YANLIŞ HESAP YAPMAYIN, ORTADOĞU DENKLEMLERİNDE TÜRKİYE’NİN KARARLARI ÖNEMLİDİR

YPG’nin Fırat’ın batısına geçmek için beklediği gerekçe ve fırsat da böyle ortaya çıktı. “ÖSO IŞİD/DEAŞ’la başa çıkamıyor” gerekçesiyle Fırat’ı geçerek Membiç’i “kurtardılar”. Membiç’teki IŞID/DEAŞ militanlarının bir kısmı güneye, El Bab’a kaçarken bir kısmı da yanlarına aldıkları rehinelerle Karkamış karşısındaki Cerablus’a geldiler. Türkiye’de Gaziantep katliamı, çeşitli bombalı saldırılar yaşanmaya başlandı.

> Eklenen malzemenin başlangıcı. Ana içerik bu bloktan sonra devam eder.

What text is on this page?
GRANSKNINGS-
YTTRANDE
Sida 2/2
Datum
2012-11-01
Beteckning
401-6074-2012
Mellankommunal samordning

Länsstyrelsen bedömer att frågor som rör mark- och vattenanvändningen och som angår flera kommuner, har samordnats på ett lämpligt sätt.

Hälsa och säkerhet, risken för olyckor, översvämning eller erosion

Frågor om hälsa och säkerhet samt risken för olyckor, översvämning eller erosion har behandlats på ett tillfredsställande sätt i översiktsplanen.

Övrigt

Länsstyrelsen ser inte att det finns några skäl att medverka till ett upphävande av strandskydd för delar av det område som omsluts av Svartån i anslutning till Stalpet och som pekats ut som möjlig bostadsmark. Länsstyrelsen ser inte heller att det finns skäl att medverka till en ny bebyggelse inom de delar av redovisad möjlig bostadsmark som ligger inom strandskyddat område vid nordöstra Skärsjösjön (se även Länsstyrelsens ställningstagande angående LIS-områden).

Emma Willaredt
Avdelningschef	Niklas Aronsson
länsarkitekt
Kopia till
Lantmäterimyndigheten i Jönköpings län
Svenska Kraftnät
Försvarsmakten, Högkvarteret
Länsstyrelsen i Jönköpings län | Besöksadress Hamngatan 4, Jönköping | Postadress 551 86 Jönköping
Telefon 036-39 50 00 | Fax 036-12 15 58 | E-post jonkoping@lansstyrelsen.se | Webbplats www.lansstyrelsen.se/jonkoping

Türkiye YPG’nin Fırat’ın batısına geçmesine razı olamazdı ve IŞİD/DEAŞ’ın bombalı eylemlerine boyun eğemezdi. Bölgenin diğer aktörleri olan Rusya ve İran ile ilişkilerini düzenledikten sonra, 15 Temmuz sarsıntısına rağmen, “Fırat Kalkanı” operasyonu için düğmeye bastı. Türkiye “kırmızı çizgim” dediği Fırat’ın batı yönüne geçilmesine razı olmayan Türkiye, kendisine tehdit üreten bataklığa uluslararası hukuk çerçevesinde ÖSO üzerinden yanıt veriyor. Gelişmelerin seyrine göre tehditlere yanıt verme şekli de değişecektir.

Türkiye’nin kimsenin toprağında gözü yok, ama vatanını korumakta kararlıdır.

Not: Televizyondaki tartışma programlarından, özellikle Abdullah Ağar’ın değerlendirmelerinden yararlanılmıştır.